Hacker News new | ask | show | jobs
by matthewdgreen 1204 days ago
I am currently reading through all of the legislation to try to figure out what the latest version of this actually requires from providers. Early versions talked about scanning for "grooming behavior" in textual conversations, but then also required that there would be no mass-scanning of communications: this seems obviously contradictory. What's frustrating about these laws is how vague everything is: I wish there were more high-quality summaries of the current legislation's terms. (If they exist, please post them here.)
2 comments

The legislation [1] is amazingly vague about the impact on end-to-end encrypted systems. In fact the string "encryption" appears twice, and only once in the body of the text (in Paragraph 26 on page 27.) This paragraph basically says "it's ok to use end-to-end encryption" but does not actually stipulate an exemption for scanning technologies. Presumably this means you would need to somehow implement an effective scanner into your end-to-end encryption. The legislation gives no other guidance about how to do this, how secure it will be, or even a mild discussion of the tradeoffs.

This is alarming because the bill also makes clear that the goal is to detect not only known and unknown CSAM using some technological measure, but also to detect textual content that represents "grooming behavior." Only the "known" CSAM detection approach has ever even been attempted in a production system (with significant limitations) and that system was not ultimately deployed due to technical and customer concerns. But as much as CSAM media scanning worries me, the idea of automated ML-based text analysis for something as vague as "grooming behavior" is frankly terrifying. And I haven't even considered the slippery slope that becomes visible the second you build text-analysis and reporting systems into encrypted communications.

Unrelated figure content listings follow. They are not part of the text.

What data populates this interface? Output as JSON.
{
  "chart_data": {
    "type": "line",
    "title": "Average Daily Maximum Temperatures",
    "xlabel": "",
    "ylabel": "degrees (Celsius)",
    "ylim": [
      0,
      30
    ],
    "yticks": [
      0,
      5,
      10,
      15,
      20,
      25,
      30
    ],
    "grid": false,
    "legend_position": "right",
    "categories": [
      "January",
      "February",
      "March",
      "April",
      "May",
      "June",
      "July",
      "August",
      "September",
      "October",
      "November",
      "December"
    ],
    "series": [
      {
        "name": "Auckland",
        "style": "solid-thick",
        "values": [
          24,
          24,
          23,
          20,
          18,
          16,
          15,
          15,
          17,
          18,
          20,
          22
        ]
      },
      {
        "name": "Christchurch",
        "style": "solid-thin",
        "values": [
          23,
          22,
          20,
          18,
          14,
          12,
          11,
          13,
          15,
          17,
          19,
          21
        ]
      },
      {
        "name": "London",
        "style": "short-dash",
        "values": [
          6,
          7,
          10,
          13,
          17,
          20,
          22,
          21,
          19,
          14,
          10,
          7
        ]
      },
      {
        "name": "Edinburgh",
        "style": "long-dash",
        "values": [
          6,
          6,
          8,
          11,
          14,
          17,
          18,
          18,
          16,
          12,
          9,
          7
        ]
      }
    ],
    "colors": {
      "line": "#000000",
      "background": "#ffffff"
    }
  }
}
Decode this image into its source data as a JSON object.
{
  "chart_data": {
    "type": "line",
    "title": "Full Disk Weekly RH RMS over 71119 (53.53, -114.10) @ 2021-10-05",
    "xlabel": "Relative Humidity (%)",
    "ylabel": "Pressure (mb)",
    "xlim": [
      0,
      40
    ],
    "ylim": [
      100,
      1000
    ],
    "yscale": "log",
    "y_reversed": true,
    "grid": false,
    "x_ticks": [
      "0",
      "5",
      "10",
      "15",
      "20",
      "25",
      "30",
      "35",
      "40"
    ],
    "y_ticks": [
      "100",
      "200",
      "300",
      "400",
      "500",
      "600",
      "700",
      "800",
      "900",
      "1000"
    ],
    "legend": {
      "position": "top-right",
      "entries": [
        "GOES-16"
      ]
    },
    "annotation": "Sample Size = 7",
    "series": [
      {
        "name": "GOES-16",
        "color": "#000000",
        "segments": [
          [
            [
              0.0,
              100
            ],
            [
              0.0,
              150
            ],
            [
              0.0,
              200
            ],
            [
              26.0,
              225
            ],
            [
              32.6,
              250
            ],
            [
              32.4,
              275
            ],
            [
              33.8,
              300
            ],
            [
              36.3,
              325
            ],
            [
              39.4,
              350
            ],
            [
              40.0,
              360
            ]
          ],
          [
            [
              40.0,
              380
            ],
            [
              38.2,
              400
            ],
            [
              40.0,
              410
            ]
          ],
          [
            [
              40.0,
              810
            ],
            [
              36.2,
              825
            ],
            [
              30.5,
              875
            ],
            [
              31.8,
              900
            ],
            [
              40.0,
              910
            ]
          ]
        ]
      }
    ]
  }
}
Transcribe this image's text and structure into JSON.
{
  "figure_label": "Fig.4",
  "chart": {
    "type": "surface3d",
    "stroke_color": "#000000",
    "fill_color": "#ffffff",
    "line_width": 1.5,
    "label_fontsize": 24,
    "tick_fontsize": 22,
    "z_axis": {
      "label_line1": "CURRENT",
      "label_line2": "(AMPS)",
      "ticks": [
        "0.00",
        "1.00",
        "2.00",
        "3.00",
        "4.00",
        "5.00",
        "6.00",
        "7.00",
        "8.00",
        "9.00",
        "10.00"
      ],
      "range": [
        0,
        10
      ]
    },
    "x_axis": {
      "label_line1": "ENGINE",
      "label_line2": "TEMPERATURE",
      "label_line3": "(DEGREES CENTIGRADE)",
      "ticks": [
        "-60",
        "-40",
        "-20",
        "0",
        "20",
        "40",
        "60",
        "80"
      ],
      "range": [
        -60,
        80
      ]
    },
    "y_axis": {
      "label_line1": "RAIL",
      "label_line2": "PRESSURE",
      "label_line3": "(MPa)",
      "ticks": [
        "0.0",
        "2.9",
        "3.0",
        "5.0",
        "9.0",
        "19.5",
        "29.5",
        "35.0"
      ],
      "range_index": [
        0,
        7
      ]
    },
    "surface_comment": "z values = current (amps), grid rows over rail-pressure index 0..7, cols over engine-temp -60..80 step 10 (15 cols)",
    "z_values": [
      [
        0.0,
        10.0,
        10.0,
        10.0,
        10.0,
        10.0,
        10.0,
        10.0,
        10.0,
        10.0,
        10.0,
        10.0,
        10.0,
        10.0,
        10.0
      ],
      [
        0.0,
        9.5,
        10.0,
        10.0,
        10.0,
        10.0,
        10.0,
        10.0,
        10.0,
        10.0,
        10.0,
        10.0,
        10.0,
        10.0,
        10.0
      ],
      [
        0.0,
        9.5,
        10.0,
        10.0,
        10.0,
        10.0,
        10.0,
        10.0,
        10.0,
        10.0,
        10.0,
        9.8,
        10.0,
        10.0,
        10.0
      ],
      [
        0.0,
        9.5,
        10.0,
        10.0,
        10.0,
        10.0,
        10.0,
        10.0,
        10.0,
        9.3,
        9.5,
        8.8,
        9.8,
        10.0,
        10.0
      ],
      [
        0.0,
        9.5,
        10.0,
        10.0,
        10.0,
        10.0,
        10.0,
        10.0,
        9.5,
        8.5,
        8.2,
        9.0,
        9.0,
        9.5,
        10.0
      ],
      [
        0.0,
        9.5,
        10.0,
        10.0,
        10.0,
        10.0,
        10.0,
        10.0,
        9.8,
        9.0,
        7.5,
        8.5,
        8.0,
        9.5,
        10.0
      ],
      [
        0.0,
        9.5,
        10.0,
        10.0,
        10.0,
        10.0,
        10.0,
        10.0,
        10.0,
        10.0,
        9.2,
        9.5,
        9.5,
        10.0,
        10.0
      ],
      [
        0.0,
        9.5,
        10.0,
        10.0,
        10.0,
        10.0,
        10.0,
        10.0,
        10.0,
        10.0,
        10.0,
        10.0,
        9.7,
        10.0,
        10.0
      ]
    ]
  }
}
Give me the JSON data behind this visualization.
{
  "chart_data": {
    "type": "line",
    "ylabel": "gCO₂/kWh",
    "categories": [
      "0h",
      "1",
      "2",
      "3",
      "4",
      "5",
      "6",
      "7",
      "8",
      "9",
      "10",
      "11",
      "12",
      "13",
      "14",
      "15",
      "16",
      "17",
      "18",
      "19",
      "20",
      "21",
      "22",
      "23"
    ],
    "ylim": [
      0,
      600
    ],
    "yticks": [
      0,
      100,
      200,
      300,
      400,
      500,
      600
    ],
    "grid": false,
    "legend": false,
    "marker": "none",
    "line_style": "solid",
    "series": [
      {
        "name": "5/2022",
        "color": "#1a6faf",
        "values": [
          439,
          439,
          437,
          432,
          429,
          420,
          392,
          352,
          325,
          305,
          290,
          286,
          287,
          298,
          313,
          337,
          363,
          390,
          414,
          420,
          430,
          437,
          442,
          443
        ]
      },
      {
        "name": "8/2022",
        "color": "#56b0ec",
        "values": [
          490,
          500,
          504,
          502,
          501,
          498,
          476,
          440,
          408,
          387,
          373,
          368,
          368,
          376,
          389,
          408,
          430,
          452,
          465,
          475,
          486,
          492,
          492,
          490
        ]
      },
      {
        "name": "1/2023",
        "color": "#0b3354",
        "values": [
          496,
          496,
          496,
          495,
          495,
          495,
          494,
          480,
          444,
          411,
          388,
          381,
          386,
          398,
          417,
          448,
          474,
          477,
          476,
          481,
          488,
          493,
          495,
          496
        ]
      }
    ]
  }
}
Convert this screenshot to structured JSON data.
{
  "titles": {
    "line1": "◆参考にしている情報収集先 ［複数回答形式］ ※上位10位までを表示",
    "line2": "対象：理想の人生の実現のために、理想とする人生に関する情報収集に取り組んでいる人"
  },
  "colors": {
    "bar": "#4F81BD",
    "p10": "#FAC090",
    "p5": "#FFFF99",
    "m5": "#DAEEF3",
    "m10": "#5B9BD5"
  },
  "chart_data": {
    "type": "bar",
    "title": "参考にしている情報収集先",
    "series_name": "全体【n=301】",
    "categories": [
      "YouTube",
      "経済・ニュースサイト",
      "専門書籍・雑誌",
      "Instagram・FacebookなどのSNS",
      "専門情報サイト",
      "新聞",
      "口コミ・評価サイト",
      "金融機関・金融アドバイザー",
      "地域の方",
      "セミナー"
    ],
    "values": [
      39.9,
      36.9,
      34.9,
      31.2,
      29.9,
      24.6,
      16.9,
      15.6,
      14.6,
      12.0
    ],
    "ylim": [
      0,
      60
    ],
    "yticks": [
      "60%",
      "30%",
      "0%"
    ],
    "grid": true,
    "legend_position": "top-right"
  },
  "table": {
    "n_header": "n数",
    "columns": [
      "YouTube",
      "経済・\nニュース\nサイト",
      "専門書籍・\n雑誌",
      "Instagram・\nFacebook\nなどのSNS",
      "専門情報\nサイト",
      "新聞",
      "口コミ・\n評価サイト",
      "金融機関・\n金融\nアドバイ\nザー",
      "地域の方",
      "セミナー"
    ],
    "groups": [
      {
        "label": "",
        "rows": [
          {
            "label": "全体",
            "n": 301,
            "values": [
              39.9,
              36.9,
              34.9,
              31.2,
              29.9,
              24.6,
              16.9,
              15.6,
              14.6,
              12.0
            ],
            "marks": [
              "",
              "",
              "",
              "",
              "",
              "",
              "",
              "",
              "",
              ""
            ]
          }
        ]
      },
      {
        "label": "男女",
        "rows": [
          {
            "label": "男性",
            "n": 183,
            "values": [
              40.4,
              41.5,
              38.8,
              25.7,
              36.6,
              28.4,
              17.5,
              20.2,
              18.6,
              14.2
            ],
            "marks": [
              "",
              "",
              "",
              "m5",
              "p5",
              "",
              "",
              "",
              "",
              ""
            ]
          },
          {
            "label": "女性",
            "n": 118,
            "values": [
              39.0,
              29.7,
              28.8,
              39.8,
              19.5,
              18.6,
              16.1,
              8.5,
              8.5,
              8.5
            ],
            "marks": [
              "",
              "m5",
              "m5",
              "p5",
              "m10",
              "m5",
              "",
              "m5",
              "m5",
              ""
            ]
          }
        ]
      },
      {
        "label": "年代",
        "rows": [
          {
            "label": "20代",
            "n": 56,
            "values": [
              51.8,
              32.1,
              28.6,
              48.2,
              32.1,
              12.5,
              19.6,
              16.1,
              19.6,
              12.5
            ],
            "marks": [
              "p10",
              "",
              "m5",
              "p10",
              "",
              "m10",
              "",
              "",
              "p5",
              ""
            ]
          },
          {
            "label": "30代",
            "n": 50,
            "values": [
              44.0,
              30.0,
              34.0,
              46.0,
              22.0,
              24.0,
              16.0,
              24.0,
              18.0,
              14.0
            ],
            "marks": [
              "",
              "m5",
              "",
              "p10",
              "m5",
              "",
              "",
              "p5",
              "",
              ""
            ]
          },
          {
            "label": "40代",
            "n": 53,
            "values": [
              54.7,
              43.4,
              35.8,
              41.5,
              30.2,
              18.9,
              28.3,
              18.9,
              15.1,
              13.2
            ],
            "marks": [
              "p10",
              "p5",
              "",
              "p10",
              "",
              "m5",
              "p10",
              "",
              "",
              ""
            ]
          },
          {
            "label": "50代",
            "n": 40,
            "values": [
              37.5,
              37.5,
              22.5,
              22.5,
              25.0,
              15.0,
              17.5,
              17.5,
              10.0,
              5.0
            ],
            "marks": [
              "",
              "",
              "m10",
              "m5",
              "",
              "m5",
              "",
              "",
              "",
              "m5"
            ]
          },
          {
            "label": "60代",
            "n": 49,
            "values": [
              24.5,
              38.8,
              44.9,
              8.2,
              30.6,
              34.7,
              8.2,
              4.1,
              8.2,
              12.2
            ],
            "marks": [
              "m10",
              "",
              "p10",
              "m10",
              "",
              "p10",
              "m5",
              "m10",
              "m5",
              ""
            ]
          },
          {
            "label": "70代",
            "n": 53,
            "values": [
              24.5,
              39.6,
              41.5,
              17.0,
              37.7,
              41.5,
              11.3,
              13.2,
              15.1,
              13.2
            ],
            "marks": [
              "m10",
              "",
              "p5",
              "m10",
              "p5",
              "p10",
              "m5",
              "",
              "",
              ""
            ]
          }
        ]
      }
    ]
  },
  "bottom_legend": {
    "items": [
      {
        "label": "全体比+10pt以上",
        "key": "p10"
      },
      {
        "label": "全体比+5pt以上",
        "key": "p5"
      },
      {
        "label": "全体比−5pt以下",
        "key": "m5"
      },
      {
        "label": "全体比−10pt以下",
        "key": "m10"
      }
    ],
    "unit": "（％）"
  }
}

What is much more concerning than the legislation is the Impact Assessment [2], which is cited in the legislation to justify its reasoning. Specifically, the Impact Assessment recommends Option E, which is "mandatory scanning of all known and unknown CSAM, as well as textual detection of 'grooming behavior'" even in systems that deploy E2E encryption.

Where the legislation is vague about E2E encryption, the impact assessment [2] leaves no scrap of unambiguity: it makes clear that the need for these mandatory scanning mechanisms is almost entirely a response to the increasing deployment of E2EE, and specifically cites Facebook's (still un-deployed) 2019 encryption announcement to support its argument for a mandatory scanning requirement. It uncritically cites Apple's (since withdrawn) CSAM scanner (p. 39) as an example of a balanced privacy solution. It cites vaguely to the existence of scanners capable of detecting unknown CSAM, barely acknowledging that such techniques are entirely at the hypothetical/research stage and may not be safe at all. Finally it provides a privacy analysis that somehow concludes that the privacy benefits "in protecting victims" naturally outweigh all other concerns that might pop up around the deployment of what will be the world's most powerful ML-based text and media mass-surveillance system for encrypted and unencrypted private messages.

Because take note: while the authors don't use that terminology, readers should have no doubt: that is what the EU is proposing to build with this legislation.

[1] https://eur-lex.europa.eu/resource.html?uri=cellar:13e33abf-...

[2] https://eur-lex.europa.eu/legal-content/EN/TXT/PDF/?uri=CELE...

The ambiguity is by design.

It puts the onus on the implementer to be overzealous under fear of being criminally liable. This has the added benefit (to the slimy legislators pushing this garbage) of allowing them to scapegoat any perceived excesses onto corporations and developers.